Welcome to day 3. I'm back at work, so the stream of posts is going to slow down to a trickle.

You could just say Let's Dance is Scary Monsters part 2, but it's not really. Bowie changed record labels, so while it is a continuation of Scary Monsters musically (it's actually a refocusing of Young Americans, now with Stevie Ray Vaughn), it's the start of the real 80s Bowie that i don't actually have physical copies of; youtube it is.

https://www.youtube.com/playlist?list=PLgfSRLUDoi5exYY6tvsG-M_Q5pacJ_odF

Critics say this is the last "old Bowie" album, but it's the first hit songs album. To say Bowie now had 17 million dollars is a misunderstanding of corporate finances.

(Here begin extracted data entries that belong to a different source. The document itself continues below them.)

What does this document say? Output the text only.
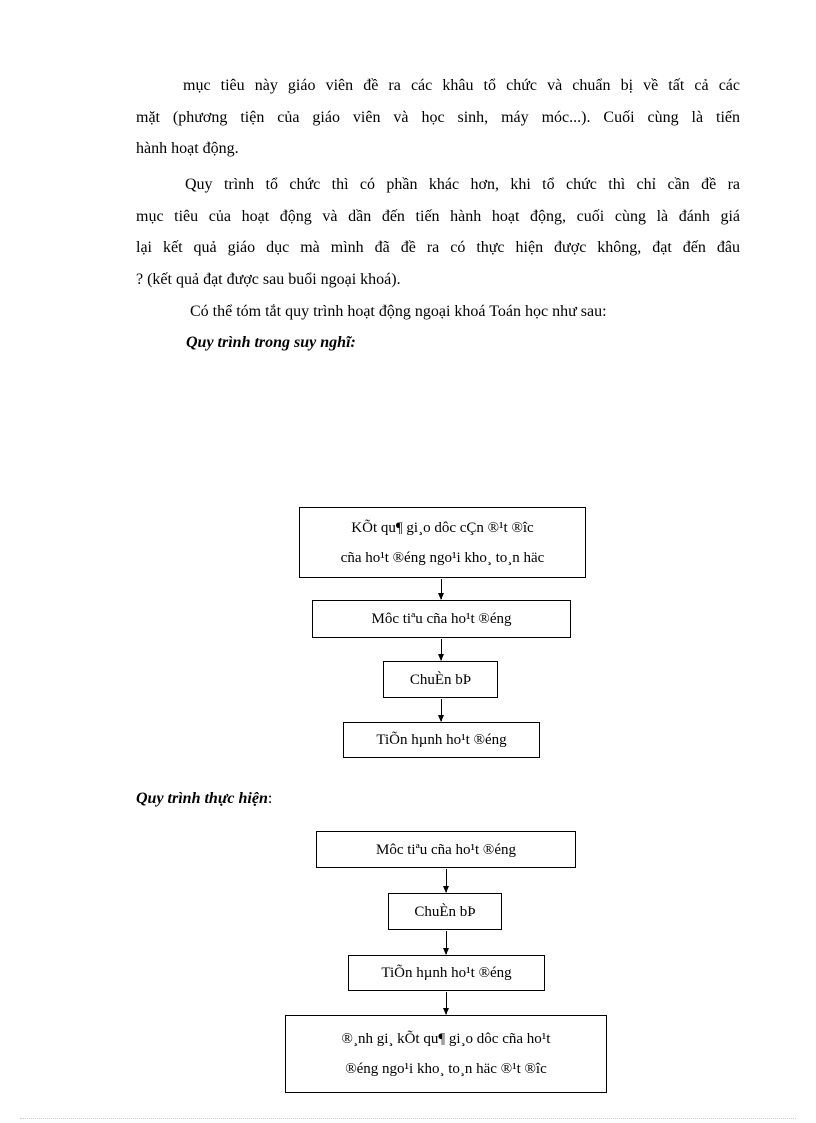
mục tiêu này giáo viên đề ra các khâu tổ chức và chuẩn bị về tất cả các
mặt (phương tiện của giáo viên và học sinh, máy móc...). Cuối cùng là tiến
hành hoạt động.
Quy trình tổ chức thì có phần khác hơn, khi tổ chức thì chỉ cần đề ra
mục tiêu của hoạt động và dần đến tiến hành hoạt động, cuối cùng là đánh giá
lại kết quả giáo dục mà mình đã đề ra có thực hiện được không, đạt đến đâu
? (kết quả đạt được sau buổi ngoại khoá).
Có thể tóm tắt quy trình hoạt động ngoại khoá Toán học như sau:
Quy trình trong suy nghĩ:
KÕt qu¶ gi¸o dôc cÇn ®¹t ®îc
cña ho¹t ®éng ngo¹i kho¸ to¸n häc
Môc tiªu cña ho¹t ®éng
ChuÈn bÞ
TiÕn hµnh ho¹t ®éng
Quy trình thực hiện:
Môc tiªu cña ho¹t ®éng
ChuÈn bÞ
TiÕn hµnh ho¹t ®éng
®¸nh gi¸ kÕt qu¶ gi¸o dôc cña ho¹t
®éng ngo¹i kho¸ to¸n häc ®¹t ®îc
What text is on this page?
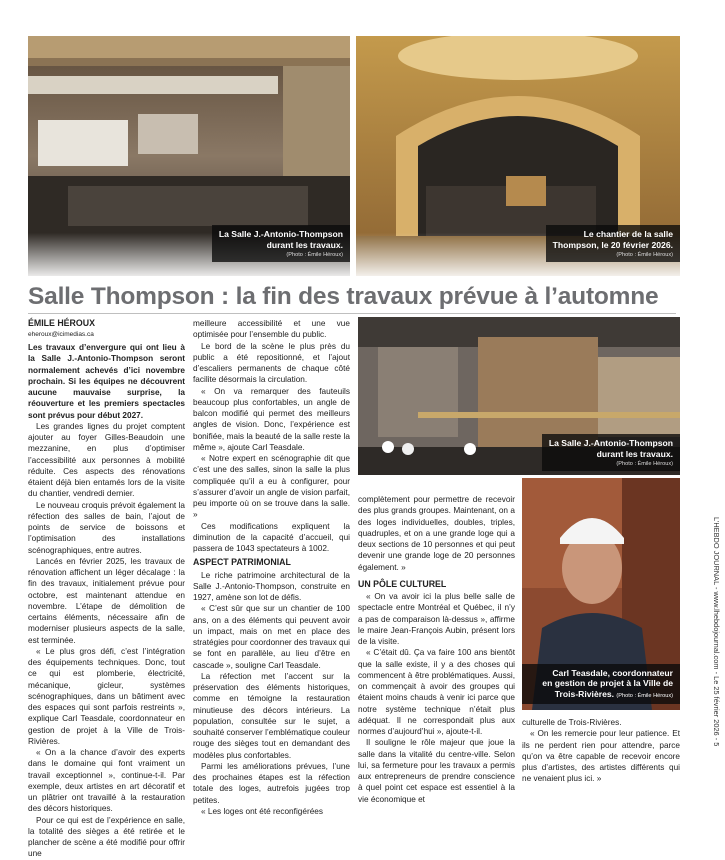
La Salle J.-Antonio-Thompson
durant les travaux.
(Photo : Émile Héroux)
Le chantier de la salle
Thompson, le 20 février 2026.
(Photo : Émile Héroux)
Salle Thompson : la fin des travaux prévue à l’automne
ÉMILE HÉROUX
eheroux@icimedias.ca

Les travaux d’envergure qui ont lieu à la Salle J.-Antonio-Thompson seront normalement achevés d’ici novembre prochain. Si les équipes ne découvrent aucune mauvaise surprise, la réouverture et les premiers spectacles sont prévus pour début 2027.

Les grandes lignes du projet comptent ajouter au foyer Gilles-Beaudoin une mezzanine, en plus d’optimiser l’accessibilité aux personnes à mobilité réduite. Ces aspects des rénovations étaient déjà bien entamés lors de la visite du chantier, vendredi dernier.

Le nouveau croquis prévoit également la réfection des salles de bain, l’ajout de points de service de boissons et l’optimisation des installations scénographiques, entre autres.

Lancés en février 2025, les travaux de rénovation affichent un léger décalage : la fin des travaux, initialement prévue pour octobre, est maintenant attendue en novembre. L’étape de démolition de certains éléments, nécessaire afin de moderniser plusieurs aspects de la salle, est terminée.

« Le plus gros défi, c’est l’intégration des équipements techniques. Donc, tout ce qui est plomberie, électricité, mécanique, gicleur, systèmes scénographiques, dans un bâtiment avec des espaces qui sont parfois restreints », explique Carl Teasdale, coordonnateur en gestion de projet à la Ville de Trois-Rivières.

« On a la chance d’avoir des experts dans le domaine qui font vraiment un travail exceptionnel », continue-t-il. Par exemple, deux artistes en art décoratif et un plâtrier ont travaillé à la restauration des décors historiques.

Pour ce qui est de l’expérience en salle, la totalité des sièges a été retirée et le plancher de scène a été modifié pour offrir une

meilleure accessibilité et une vue optimisée pour l’ensemble du public.

Le bord de la scène le plus près du public a été repositionné, et l’ajout d’escaliers permanents de chaque côté facilite désormais la circulation.

« On va remarquer des fauteuils beaucoup plus confortables, un angle de balcon modifié qui permet des meilleurs angles de vision. Donc, l’expérience est bonifiée, mais la beauté de la salle reste la même », ajoute Carl Teasdale.

« Notre expert en scénographie dit que c’est une des salles, sinon la salle la plus compliquée qu’il a eu à configurer, pour s’assurer d’avoir un angle de vision parfait, peu importe où on se trouve dans la salle. »

Ces modifications expliquent la diminution de la capacité d’accueil, qui passera de 1043 spectateurs à 1002.

ASPECT PATRIMONIAL

Le riche patrimoine architectural de la Salle J.-Antonio-Thompson, construite en 1927, amène son lot de défis.

« C’est sûr que sur un chantier de 100 ans, on a des éléments qui peuvent avoir un impact, mais on met en place des stratégies pour coordonner des travaux qui se font en parallèle, au lieu d’être en cascade », souligne Carl Teasdale.

La réfection met l’accent sur la préservation des éléments historiques, comme en témoigne la restauration minutieuse des décors intérieurs. La population, consultée sur le sujet, a souhaité conserver l’emblématique couleur rouge des sièges tout en demandant des modèles plus confortables.

Parmi les améliorations prévues, l’une des prochaines étapes est la réfection totale des loges, autrefois jugées trop petites.

« Les loges ont été reconfigérées

La Salle J.-Antonio-Thompson
durant les travaux.
(Photo : Émile Héroux)

complètement pour permettre de recevoir des plus grands groupes. Maintenant, on a des loges individuelles, doubles, triples, quadruples, et on a une grande loge qui a deux sections de 10 personnes et qui peut devenir une grande loge de 20 personnes également. »

UN PÔLE CULTUREL

« On va avoir ici la plus belle salle de spectacle entre Montréal et Québec, il n’y a pas de comparaison là-dessus », affirme le maire Jean-François Aubin, présent lors de la visite.

« C’était dû. Ça va faire 100 ans bientôt que la salle existe, il y a des choses qui commencent à être problématiques. Aussi, on commençait à avoir des groupes qui étaient moins chauds à venir ici parce que notre système technique n’était plus adéquat. Il ne correspondait plus aux normes d’aujourd’hui », ajoute-t-il.

Il souligne le rôle majeur que joue la salle dans la vitalité du centre-ville. Selon lui, sa fermeture pour les travaux a permis aux entrepreneurs de prendre conscience à quel point cet espace est essentiel à la vie économique et

Carl Teasdale, coordonnateur
en gestion de projet à la Ville de
Trois-Rivières. (Photo : Émile Héroux)

culturelle de Trois-Rivières.

« On les remercie pour leur patience. Et ils ne perdent rien pour attendre, parce qu’on va être capable de recevoir encore plus d’artistes, des artistes différents qui ne venaient plus ici. »

L’HEBDO JOURNAL - www.lhebdojournal.com - Le 25 février 2026 - 5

EMI started a new ledger called "David Bowie" and allotted $17.whatever-million to it as working capital. Bowie's new job was to make a profit from that by being David Bowie. He hired Nile Rogers, said "Darling, make me some hit records" a lot, and most everyone thinks it's crap. I didn't invent my earlier Phil Collins comparison, that's exactly the name Bowie used to describe this period of his career.

They are still working with material from the Berlin period, and first on the list of hits is China Girl, from Iggy Pop's album. Nile assumed it was about doing speedballs (cocaine and heroin at the same time), so that's why Bowie's version sounds like a Studio 54 party. Iggy of course wrote it about an actual person, Kuelan Nguyen.

Why does he need hit records? Well nobody liked the "solo" albums he made, and the Tin Machine side project was just a tangential creative outlet to make himself happy. Bowie proper is it's own subsidiary corporation now. It's not 17M in Bowie's bank account, it's 17M to pay to producers and studios and musicians and marketing and TV time and fly around the world to do all this brand stuff. Every penny gets recouped before Bowie gets his first penny.

Obviously i'm at work and i can't really listen to it like the others at the moment, but none of this is bad in my opinion. It's undeniably 80s, or what the 80s would become, because Bowie actually lives 5 years ahead of schedule. I don't get the embarrassment about it, it might not sound like he wanted it to sound, but it's still listenable to me. Modern Love is a great song, and the faux disco vibes don't bother me at all.

Except for 1 thing. You know how Bowie's voice just kind of floats along in the verses of the title track, Let's Dance? Like he's not really connected anymore? That's the Bowie i don't like. That's what i hated about Heroes.

Honestly, i hear this as the right way to do "Heroes." I suspect, however, the next couple won't be as enjoyable for me, but i've been wrong a time or two. Who knows?